One of the interesting things about the emerging AI-economy is where it is hitting. Obviously, two and a half years ago, ChatGPT opened up the space with a general-purpose app that offered users responses to any query that came to mind. It doesn’t quite fulfil that promise, but that was what was on offer.
At the other end of this is how AI is shaping the inputs to the digital economy: namely, code. There is a lot of discussion of ‘vibe coding’, which means making computer programs without knowing how to code. I suspect it is overblown. Like writing term papers, a single prompt or two will rarely do the job without some outside knowledge playing a role.
This causes me to wonder whether the future of the AI-economy is somewhere in between. This came to mind when I saw a new web app developed by my All Day TA co-founder and UT colleague, Kevin Bryan. The web app is an editor he coded up in order to help him edit various documents he writes, from papers to blog posts. You can actually use it here, so long as you supply a Google Gemini API key. Here is Kevin talking about it.
What’s the significance of this. Let’s start with how it uses AI. First of all, Kevin used AI to code the app itself. He laid out what he wanted and tweaked until he had what he needed. It took 4-5 hours I’m told.
Second, the app uses AI (hence the API key). It uses it to process documents and then to run various tasks.
So, on two dimensions, it wouldn’t exist without AI. AI was an input into creation. And AI was an input in being able to run the app itself. This dual nature of AI is what it makes it potentially interesting.

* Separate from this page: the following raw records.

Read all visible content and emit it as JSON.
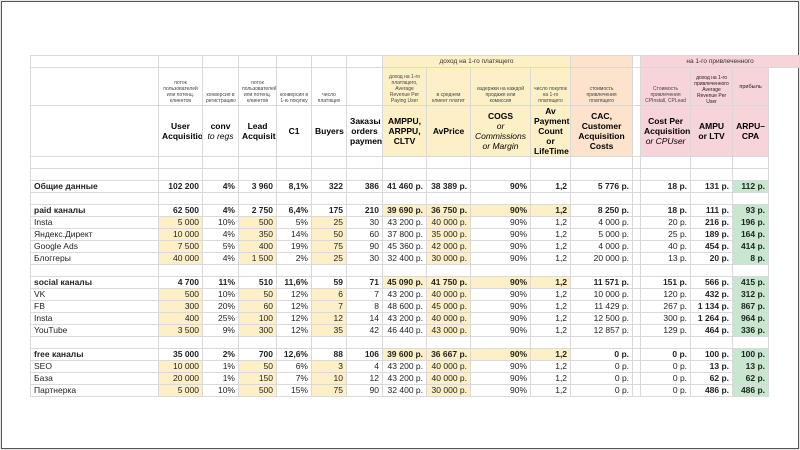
{
  "group_headers": {
    "paying": "доход на 1-го платящего",
    "attracted": "на 1-го привлеченного"
  },
  "sub_headers": {
    "ampu_desc": "доход на 1-го привлеченного Average Revenue Per User",
    "profit": "прибыль"
  },
  "desc_headers": [
    "",
    "поток пользователей или потенц. клиентов",
    "конверсия в регистрацию",
    "поток пользователей или потенц. клиентов",
    "конверсия в 1-ю покупку",
    "число платящих",
    "",
    "доход на 1-го платящего, Average Revenue Per Paying User",
    "в среднем клиент платит",
    "издержки на каждой продаже или комиссия",
    "число покупок на 1-го платящего",
    "стоимость привлечения платящего",
    "Стоимость привлечения CPInstall, CPLead",
    "",
    ""
  ],
  "columns": [
    {
      "main": ""
    },
    {
      "main": "User Acquisition",
      "sub": ""
    },
    {
      "main": "conv",
      "sub": "to regs"
    },
    {
      "main": "Lead Acquisition",
      "sub": ""
    },
    {
      "main": "C1",
      "sub": ""
    },
    {
      "main": "Buyers",
      "sub": ""
    },
    {
      "main": "Заказы orders payments",
      "sub": ""
    },
    {
      "main": "AMPPU, ARPPU, CLTV",
      "sub": ""
    },
    {
      "main": "AvPrice",
      "sub": ""
    },
    {
      "main": "COGS",
      "sub": "or Commissions or Margin"
    },
    {
      "main": "Av Payment Count or LifeTime",
      "sub": ""
    },
    {
      "main": "CAC, Customer Acquisition Costs",
      "sub": ""
    },
    {
      "main": "Cost Per Acquisition",
      "sub": "or CPUser"
    },
    {
      "main": "AMPU or LTV",
      "sub": ""
    },
    {
      "main": "ARPU–CPA",
      "sub": ""
    }
  ],
  "rows": [
    {
      "type": "sum",
      "cells": [
        "Общие данные",
        "102 200",
        "4%",
        "3 960",
        "8,1%",
        "322",
        "386",
        "41 460 р.",
        "38 389 р.",
        "90%",
        "1,2",
        "5 776 р.",
        "18 р.",
        "131 р.",
        "112 р."
      ]
    },
    {
      "type": "spacer"
    },
    {
      "type": "grp",
      "cells": [
        "paid каналы",
        "62 500",
        "4%",
        "2 750",
        "6,4%",
        "175",
        "210",
        "39 690 р.",
        "36 750 р.",
        "90%",
        "1,2",
        "8 250 р.",
        "18 р.",
        "111 р.",
        "93 р."
      ]
    },
    {
      "type": "item",
      "cells": [
        "Insta",
        "5 000",
        "10%",
        "500",
        "5%",
        "25",
        "30",
        "43 200 р.",
        "40 000 р.",
        "90%",
        "1,2",
        "4 000 р.",
        "20 р.",
        "216 р.",
        "196 р."
      ]
    },
    {
      "type": "item",
      "cells": [
        "Яндекс.Директ",
        "10 000",
        "4%",
        "350",
        "14%",
        "50",
        "60",
        "37 800 р.",
        "35 000 р.",
        "90%",
        "1,2",
        "5 000 р.",
        "25 р.",
        "189 р.",
        "164 р."
      ]
    },
    {
      "type": "item",
      "cells": [
        "Google Ads",
        "7 500",
        "5%",
        "400",
        "19%",
        "75",
        "90",
        "45 360 р.",
        "42 000 р.",
        "90%",
        "1,2",
        "4 000 р.",
        "40 р.",
        "454 р.",
        "414 р."
      ]
    },
    {
      "type": "item",
      "cells": [
        "Блоггеры",
        "40 000",
        "4%",
        "1 500",
        "2%",
        "25",
        "30",
        "32 400 р.",
        "30 000 р.",
        "90%",
        "1,2",
        "20 000 р.",
        "13 р.",
        "20 р.",
        "8 р."
      ]
    },
    {
      "type": "spacer"
    },
    {
      "type": "grp",
      "cells": [
        "social каналы",
        "4 700",
        "11%",
        "510",
        "11,6%",
        "59",
        "71",
        "45 090 р.",
        "41 750 р.",
        "90%",
        "1,2",
        "11 571 р.",
        "151 р.",
        "566 р.",
        "415 р."
      ]
    },
    {
      "type": "item",
      "cells": [
        "VK",
        "500",
        "10%",
        "50",
        "12%",
        "6",
        "7",
        "43 200 р.",
        "40 000 р.",
        "90%",
        "1,2",
        "10 000 р.",
        "120 р.",
        "432 р.",
        "312 р."
      ]
    },
    {
      "type": "item",
      "cells": [
        "FB",
        "300",
        "20%",
        "60",
        "12%",
        "7",
        "8",
        "48 600 р.",
        "45 000 р.",
        "90%",
        "1,2",
        "11 429 р.",
        "267 р.",
        "1 134 р.",
        "867 р."
      ]
    },
    {
      "type": "item",
      "cells": [
        "Insta",
        "400",
        "25%",
        "100",
        "12%",
        "12",
        "14",
        "43 200 р.",
        "40 000 р.",
        "90%",
        "1,2",
        "12 500 р.",
        "300 р.",
        "1 264 р.",
        "964 р."
      ]
    },
    {
      "type": "item",
      "cells": [
        "YouTube",
        "3 500",
        "9%",
        "300",
        "12%",
        "35",
        "42",
        "46 440 р.",
        "43 000 р.",
        "90%",
        "1,2",
        "12 857 р.",
        "129 р.",
        "464 р.",
        "336 р."
      ]
    },
    {
      "type": "spacer"
    },
    {
      "type": "grp",
      "cells": [
        "free каналы",
        "35 000",
        "2%",
        "700",
        "12,6%",
        "88",
        "106",
        "39 600 р.",
        "36 667 р.",
        "90%",
        "1,2",
        "0 р.",
        "0 р.",
        "100 р.",
        "100 р."
      ]
    },
    {
      "type": "item",
      "cells": [
        "SEO",
        "10 000",
        "1%",
        "50",
        "6%",
        "3",
        "4",
        "43 200 р.",
        "40 000 р.",
        "90%",
        "1,2",
        "0 р.",
        "0 р.",
        "13 р.",
        "13 р."
      ]
    },
    {
      "type": "item",
      "cells": [
        "База",
        "20 000",
        "1%",
        "150",
        "7%",
        "10",
        "12",
        "43 200 р.",
        "40 000 р.",
        "90%",
        "1,2",
        "0 р.",
        "0 р.",
        "62 р.",
        "62 р."
      ]
    },
    {
      "type": "item",
      "cells": [
        "Партнерка",
        "5 000",
        "10%",
        "500",
        "15%",
        "75",
        "90",
        "32 400 р.",
        "30 000 р.",
        "90%",
        "1,2",
        "0 р.",
        "0 р.",
        "486 р.",
        "486 р."
      ]
    }
  ],
  "colors": {
    "input": "#fdf0c7",
    "orange": "#fde2cc",
    "pink": "#f7d3da",
    "green": "#c6e8cf"
  }
}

The significance of this is what it means for personalisation. There are many tools that can do all the things in this web app. However, this is the only tool that matches the workflow that Kevin likes to use. In other words, it is a user-generated app, and so it is extremely personalised. In that respect, it is not built to scale. It is built to be a tool for a market of one.
This is not new. Those who could code often built tools for themselves. What’s new is AI has allowed someone with far less skill (with all due respect to Kevin, “he’s an economist not a computer programmer!”) to do the same thing quickly.
And in terms of all the functionality, ChatGPT can do all of this. It just takes more copying and pasting and repetition. What’s different is how AI is accessed. It is accessed the way Kevin wanted to access it, rather than averaging out as happens with ChatGPT. It is basically the same philosophy behind the apps we have handed professors at All Day TA. We basically made a tool that allowed them, rather than OpenAI, to code their own assistant.
That said, it is possible the others have workflows similar to Kevin’s. To that end, you can just download the index file for his webapp and feed it to your favourite AI code editor and tweak it for your own preferences.
Pretty soon there will be thousands of similar examples. The question will be: will it be worthwhile searching for one that is close to what you are looking for or just building something yourself from scratch?